Gelukkig is Kerstmis voorbij. Justin gedraagt zich heel erg afstandelijk na het prettige gesprek in de tuin. We praten nauwelijks tegen elkaar, uiten geen liefde meer, doen het niet meer. Het is gewoon rot. Er is in principe niets ernstigs voorgevallen, maar ik vind niet dat Justin moet doen alsof dit alles om hem draait. Zijn moeder heeft de ziekte, niet hij. Ik snap het dat hij zich zo rot voelt en het heel erg moeilijk heeft. Logisch, het is je moeder en je bent bang dat het nooit meer goed zal komen.
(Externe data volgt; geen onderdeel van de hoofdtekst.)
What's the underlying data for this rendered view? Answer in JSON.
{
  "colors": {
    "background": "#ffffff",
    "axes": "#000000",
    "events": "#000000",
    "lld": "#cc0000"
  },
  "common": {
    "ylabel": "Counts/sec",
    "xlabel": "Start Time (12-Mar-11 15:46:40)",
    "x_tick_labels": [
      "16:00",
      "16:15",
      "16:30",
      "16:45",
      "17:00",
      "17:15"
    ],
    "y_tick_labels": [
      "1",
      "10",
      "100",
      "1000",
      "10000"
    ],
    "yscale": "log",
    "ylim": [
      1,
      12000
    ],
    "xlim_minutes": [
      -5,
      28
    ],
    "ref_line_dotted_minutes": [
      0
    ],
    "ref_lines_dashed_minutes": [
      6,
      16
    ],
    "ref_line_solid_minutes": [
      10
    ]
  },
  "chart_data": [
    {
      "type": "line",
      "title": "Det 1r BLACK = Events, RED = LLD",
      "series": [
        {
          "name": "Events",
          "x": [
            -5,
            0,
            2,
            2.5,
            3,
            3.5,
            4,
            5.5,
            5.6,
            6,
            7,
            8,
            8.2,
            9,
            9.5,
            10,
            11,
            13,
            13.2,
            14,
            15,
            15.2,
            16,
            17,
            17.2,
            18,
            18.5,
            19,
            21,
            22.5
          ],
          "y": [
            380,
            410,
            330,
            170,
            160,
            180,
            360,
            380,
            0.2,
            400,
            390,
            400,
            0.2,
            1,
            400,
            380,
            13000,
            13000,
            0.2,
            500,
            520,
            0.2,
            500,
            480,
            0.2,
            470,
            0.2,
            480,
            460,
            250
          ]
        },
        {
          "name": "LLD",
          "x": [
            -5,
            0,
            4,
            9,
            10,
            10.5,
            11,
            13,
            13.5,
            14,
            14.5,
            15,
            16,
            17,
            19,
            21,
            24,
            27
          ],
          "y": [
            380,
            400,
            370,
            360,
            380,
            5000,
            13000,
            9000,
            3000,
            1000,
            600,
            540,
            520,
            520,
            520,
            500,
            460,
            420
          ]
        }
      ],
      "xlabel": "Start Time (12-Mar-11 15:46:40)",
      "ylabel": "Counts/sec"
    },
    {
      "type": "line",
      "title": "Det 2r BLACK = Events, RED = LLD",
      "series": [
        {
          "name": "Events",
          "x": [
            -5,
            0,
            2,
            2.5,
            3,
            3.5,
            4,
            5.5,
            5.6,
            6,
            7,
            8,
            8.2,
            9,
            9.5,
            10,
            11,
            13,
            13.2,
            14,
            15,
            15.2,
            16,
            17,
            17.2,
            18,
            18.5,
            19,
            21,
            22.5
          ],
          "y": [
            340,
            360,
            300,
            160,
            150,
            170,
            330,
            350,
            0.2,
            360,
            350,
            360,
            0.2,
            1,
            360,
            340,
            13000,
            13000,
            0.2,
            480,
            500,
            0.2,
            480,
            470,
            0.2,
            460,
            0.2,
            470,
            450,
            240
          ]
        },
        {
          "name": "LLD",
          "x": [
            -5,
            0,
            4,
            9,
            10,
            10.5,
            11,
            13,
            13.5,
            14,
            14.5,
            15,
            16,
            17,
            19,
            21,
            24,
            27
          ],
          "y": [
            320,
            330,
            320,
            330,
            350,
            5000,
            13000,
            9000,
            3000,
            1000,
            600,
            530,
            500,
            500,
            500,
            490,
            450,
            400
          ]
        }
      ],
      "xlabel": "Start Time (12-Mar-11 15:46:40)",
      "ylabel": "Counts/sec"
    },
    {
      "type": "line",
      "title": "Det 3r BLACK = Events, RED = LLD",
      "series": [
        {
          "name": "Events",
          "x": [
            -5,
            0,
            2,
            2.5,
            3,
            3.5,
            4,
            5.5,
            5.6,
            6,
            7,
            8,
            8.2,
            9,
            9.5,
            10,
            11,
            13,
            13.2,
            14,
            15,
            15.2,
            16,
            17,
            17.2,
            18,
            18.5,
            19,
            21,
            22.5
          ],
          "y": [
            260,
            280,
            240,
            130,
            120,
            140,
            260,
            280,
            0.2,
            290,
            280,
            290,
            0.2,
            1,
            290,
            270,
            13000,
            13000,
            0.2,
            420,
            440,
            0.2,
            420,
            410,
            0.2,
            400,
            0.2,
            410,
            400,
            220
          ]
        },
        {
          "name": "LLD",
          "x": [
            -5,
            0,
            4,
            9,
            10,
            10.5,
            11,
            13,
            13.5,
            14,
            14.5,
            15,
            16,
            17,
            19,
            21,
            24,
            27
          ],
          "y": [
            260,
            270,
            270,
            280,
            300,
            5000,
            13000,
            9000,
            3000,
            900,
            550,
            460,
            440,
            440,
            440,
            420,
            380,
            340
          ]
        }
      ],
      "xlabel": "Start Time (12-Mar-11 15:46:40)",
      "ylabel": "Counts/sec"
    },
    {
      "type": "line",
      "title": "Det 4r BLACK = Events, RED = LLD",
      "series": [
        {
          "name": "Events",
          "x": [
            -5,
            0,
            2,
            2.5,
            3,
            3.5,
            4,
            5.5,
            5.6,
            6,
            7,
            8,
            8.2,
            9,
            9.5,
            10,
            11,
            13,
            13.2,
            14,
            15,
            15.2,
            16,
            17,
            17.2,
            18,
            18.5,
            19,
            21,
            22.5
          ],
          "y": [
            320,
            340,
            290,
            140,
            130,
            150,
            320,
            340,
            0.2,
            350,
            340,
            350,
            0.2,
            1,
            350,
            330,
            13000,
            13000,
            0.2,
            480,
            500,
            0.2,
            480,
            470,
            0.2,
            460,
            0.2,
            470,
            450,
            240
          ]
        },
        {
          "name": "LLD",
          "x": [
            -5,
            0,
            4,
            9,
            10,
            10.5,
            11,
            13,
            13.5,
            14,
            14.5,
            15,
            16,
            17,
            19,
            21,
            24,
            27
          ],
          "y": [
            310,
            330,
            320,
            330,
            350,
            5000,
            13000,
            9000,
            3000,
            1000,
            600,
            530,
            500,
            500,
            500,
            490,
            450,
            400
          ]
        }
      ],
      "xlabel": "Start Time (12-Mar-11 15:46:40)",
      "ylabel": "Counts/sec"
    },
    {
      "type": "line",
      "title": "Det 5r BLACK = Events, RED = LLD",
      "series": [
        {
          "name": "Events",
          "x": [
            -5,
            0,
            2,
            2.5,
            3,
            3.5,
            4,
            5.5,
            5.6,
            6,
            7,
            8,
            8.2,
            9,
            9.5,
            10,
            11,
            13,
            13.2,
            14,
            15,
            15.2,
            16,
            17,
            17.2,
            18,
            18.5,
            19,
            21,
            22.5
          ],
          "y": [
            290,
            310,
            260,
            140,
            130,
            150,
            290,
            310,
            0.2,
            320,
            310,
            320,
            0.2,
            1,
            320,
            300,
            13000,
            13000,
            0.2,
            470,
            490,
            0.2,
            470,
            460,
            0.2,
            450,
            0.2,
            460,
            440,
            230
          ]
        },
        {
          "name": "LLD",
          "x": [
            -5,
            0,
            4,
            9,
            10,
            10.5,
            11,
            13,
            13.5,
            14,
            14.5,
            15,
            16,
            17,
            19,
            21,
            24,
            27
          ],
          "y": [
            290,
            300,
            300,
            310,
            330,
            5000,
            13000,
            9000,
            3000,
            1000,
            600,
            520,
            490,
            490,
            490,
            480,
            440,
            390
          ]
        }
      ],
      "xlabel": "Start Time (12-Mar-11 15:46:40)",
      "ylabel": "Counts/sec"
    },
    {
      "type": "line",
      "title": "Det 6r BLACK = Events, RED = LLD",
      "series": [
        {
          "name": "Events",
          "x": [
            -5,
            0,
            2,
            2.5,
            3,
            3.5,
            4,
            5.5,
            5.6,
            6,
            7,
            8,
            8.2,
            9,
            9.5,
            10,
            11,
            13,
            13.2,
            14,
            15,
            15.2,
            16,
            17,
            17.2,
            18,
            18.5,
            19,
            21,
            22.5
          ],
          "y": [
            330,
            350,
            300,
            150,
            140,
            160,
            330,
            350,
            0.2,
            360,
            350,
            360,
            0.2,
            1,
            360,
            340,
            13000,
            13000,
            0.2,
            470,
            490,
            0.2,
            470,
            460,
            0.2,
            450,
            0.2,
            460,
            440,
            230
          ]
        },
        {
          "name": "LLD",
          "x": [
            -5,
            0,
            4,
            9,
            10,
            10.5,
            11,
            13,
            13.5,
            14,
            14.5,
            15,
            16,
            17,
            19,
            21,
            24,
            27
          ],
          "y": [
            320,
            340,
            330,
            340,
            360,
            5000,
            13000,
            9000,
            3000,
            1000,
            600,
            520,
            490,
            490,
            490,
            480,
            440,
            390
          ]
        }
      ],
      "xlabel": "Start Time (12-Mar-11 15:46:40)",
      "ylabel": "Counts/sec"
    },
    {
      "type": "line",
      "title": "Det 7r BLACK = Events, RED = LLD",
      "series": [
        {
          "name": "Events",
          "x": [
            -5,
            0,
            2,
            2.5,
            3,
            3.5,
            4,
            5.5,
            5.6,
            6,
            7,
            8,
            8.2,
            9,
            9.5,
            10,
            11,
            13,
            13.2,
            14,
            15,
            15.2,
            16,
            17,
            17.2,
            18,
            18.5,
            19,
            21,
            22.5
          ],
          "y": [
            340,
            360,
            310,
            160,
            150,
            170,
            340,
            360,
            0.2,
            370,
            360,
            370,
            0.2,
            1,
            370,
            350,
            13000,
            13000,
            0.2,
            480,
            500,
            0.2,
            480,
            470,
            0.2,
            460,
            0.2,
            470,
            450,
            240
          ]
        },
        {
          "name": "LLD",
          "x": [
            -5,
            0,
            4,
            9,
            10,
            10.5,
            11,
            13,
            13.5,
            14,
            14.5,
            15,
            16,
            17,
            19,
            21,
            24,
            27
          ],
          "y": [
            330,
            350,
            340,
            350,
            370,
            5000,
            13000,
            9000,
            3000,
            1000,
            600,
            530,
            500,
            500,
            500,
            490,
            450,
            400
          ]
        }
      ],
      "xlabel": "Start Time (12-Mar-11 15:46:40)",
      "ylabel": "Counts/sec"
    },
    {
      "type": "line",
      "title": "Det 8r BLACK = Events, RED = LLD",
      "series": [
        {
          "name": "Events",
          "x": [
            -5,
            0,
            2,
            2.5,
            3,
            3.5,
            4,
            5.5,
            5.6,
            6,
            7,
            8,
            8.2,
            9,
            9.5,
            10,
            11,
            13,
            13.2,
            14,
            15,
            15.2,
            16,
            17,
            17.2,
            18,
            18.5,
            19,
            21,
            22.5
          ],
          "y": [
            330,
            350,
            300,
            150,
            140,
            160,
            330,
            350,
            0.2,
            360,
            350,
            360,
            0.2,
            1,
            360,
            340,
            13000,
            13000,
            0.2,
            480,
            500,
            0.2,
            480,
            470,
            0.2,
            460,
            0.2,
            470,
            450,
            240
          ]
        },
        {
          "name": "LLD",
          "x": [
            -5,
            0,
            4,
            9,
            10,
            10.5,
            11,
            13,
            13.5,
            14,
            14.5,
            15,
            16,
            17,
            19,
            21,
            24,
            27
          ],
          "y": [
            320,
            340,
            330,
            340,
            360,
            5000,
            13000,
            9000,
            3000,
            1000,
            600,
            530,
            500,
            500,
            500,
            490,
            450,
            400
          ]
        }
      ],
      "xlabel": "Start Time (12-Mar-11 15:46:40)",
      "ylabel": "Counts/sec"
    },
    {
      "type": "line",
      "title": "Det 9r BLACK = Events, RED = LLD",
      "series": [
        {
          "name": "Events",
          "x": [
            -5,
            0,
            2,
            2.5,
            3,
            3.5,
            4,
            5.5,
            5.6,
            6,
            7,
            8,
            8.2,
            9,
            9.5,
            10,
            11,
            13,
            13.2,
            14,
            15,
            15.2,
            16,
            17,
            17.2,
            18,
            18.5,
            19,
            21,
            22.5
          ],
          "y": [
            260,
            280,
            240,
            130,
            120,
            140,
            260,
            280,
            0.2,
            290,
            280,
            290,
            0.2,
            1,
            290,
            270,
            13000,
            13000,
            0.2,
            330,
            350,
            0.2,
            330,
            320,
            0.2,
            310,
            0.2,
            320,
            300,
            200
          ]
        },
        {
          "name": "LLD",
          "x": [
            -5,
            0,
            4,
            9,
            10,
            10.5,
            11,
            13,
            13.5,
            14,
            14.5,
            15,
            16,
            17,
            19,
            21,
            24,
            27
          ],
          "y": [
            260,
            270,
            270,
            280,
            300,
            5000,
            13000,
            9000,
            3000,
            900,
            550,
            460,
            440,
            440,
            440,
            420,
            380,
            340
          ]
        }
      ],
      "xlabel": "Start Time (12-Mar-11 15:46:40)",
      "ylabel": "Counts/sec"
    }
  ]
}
Ik loop de trap af en neem plaats op de bank in de woonkamer waar Justin tv aan het kijken is. Het is ook gewoon ongemakkelijk tussen ons. De stiltes die er iedere keer zijn, heel onaangenaam. We moeten echt praten. Ik voel me niet eens prettig in mijn eigen huis. "Justin, kunnen we praten?" Hij kijkt me scheef aan. "Of vind je het niet erg hoe het nu tussen ons gaat?" Hij haalt zijn schouders op. Ik sta op van de bank en loop naar de tv. Ik druk op het uit knopje en neem weer plaats op de bank. "Waarom de fuck doe je dit?" Justin staat op van de bank en loopt richting de tv en zet die weer aan. Ik schud mijn hoofd. Hij gaat weer terug zitten op de bank, wanneer het mijn beurt weer is om op te staan en de tv uit te zetten. Wat ik dus ook echt doe. Het lijkt wel een spelletje. Super kinderachtig. "Nu moet je echt ophouden, voordat ik helemaal gek word". Hij staat weer op van de bank en zet wederom de tv aan. Ik ben er klaar mee. "Je vindt het dus goed zo, zoals het nu is?" Geen antwoord. "Je bekijkt het maar. Leef maar alleen in deze kankertijd van je". Fuck. Ik wil weg lopen, maar word hard aan mijn arm terug getrokken. Het doet zeer. Hij knijpt echt in mijn arm. "Au, Jus, m'n arm, au". Boeit hem duidelijk niets. "Wie denk je wel niet dat je bent? Met je kankertijd?" Tranen rollen langzaam een voor een uit mijn ogen. Van pijn en angst. Ik weet dat Justin af en toe zijn eigen krachten niet kent. "Je doet me echt pijn.." "Zeg het dan!" Hij spreekt luid. "Ik bedoelde het niet zo en laat me los". "Hoe dan?" "Deze tijd is toch ook een kankertijd. Je moeder heeft kanker, Justin. Ik bedoelde er niets ergs mee". Hij laat me los. Ik draai me om en loop in versnelde passen weg. Ik ben gewoon te bang dat 'ie me nog een keer terug trekt. Ik ren de trap op en pak een grote tas. Ik gooi daar kleding in, make-up, een oplader, pillen, deo en oordoppen in. Mooi niet dat ik hier blijf. Ik weet dat het mijn eigen huis is, maar hij is echt niet van plan te vertrekken dus dan ga ik wel. Waarheen? Geen idee. Desnoods op straat. Bevries nog liever dood dan dat ik met hem in een huis ben. Ik sluit de tas en ren de trap af. Ik doe daar m'n schoenen aan en mijn winterjas. Ik draai me nog even om en kijk de hal in. Ik doe de deur open en voel meteen de koude lucht tegen mijn huid aan. Ik stap naar buiten en doe de deur dicht.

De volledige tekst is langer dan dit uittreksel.